Recomended for fixed wing for pitch speed to be at least twice the stall speed.
Below is a link to a log of my latest flight I was thinking about increasing the speed of tilt down and min air speed as there is very little delay between the motors reaching 60 degrees and min stall speed and there is a bit of a slightly unstable phase during transition. Could someone explain what is happening with YAW and Desired Yaw
Unfortunately no video as a cant get anyone to do a good enough job of filming it.
At the time marked A transitionspeed has been reached. Which surprises me is that it takes nearly 3 seconds until the tiltservos are fully retracted (time marked B).
My Tri-Tiltrotor VTOL plane takes less than a second.
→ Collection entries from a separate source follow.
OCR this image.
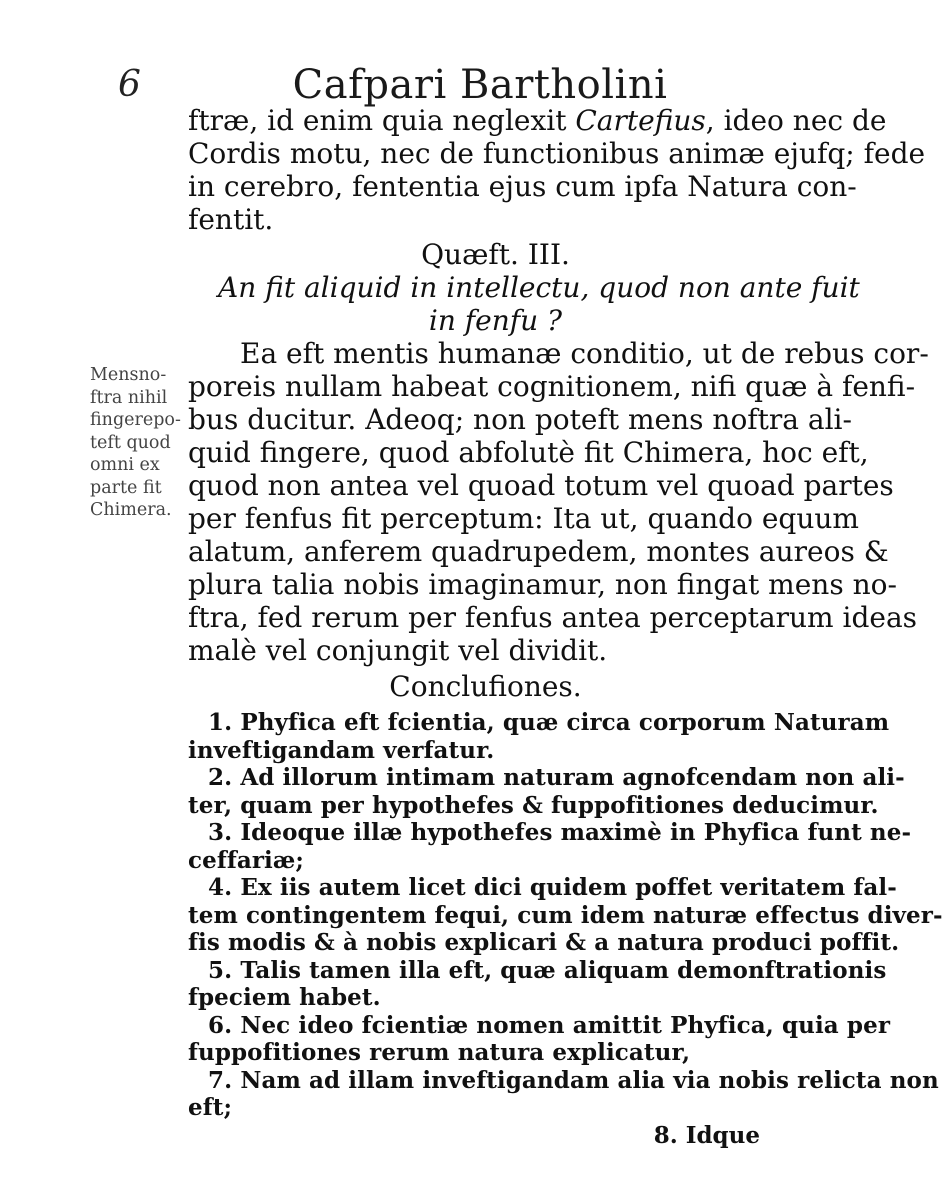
6	Cafpari Bartholini
Mensno-
ftra nihil
fingerepo-
teft quod
omni ex
parte fit
Chimera.
ftræ, id enim quia neglexit Cartefius, ideo nec de
Cordis motu, nec de functionibus animæ ejufq; fede
in cerebro, fententia ejus cum ipfa Natura con-
fentit.
Quæft. III.
An fit aliquid in intellectu, quod non ante fuit
in fenfu ?
Ea eft mentis humanæ conditio, ut de rebus cor-
poreis nullam habeat cognitionem, nifi quæ à fenfi-
bus ducitur. Adeoq; non poteft mens noftra ali-
quid fingere, quod abfolutè fit Chimera, hoc eft,
quod non antea vel quoad totum vel quoad partes
per fenfus fit perceptum: Ita ut, quando equum
alatum, anferem quadrupedem, montes aureos &
plura talia nobis imaginamur, non fingat mens no-
ftra, fed rerum per fenfus antea perceptarum ideas
malè vel conjungit vel dividit.
Conclufiones.
1. Phyfica eft fcientia, quæ circa corporum Naturam
inveftigandam verfatur.
2. Ad illorum intimam naturam agnofcendam non ali-
ter, quam per hypothefes & fuppofitiones deducimur.
3. Ideoque illæ hypothefes maximè in Phyfica funt ne-
ceffariæ;
4. Ex iis autem licet dici quidem poffet veritatem fal-
tem contingentem fequi, cum idem naturæ effectus diver-
fis modis & à nobis explicari & a natura produci poffit.
5. Talis tamen illa eft, quæ aliquam demonftrationis
fpeciem habet.
6. Nec ideo fcientiæ nomen amittit Phyfica, quia per
fuppofitiones rerum natura explicatur,
7. Nam ad illam inveftigandam alia via nobis relicta non
eft;
8. Idque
A few weeks ago I had an issue with my quadplane just before the transition one of the front motors started to resonate really badly then there was an awful bang and the motor ended up hanging on the wires. Everything turned out ok and the plane glided down and landed on the runway.
As a result of this near miss i needed to change the motor tilt design to prevent this happening again. What I can up with was to rest the motor mounts on a small bar at either end of the travel.
I am currently working on modeling the transition of my tiltrotor on Simulink but there is something that really confused me and I am hoping that perhaps you could help me out. When I looked at tiltrotor.cpp, it seems like there is a factor called “tilt_compensation” that get multiplied to the throttle. However, as the rotors is tilting down, the factors become really large (~32) and will cause the motors to saturate. Is that a bug or am I having some misunderstanding about the factor?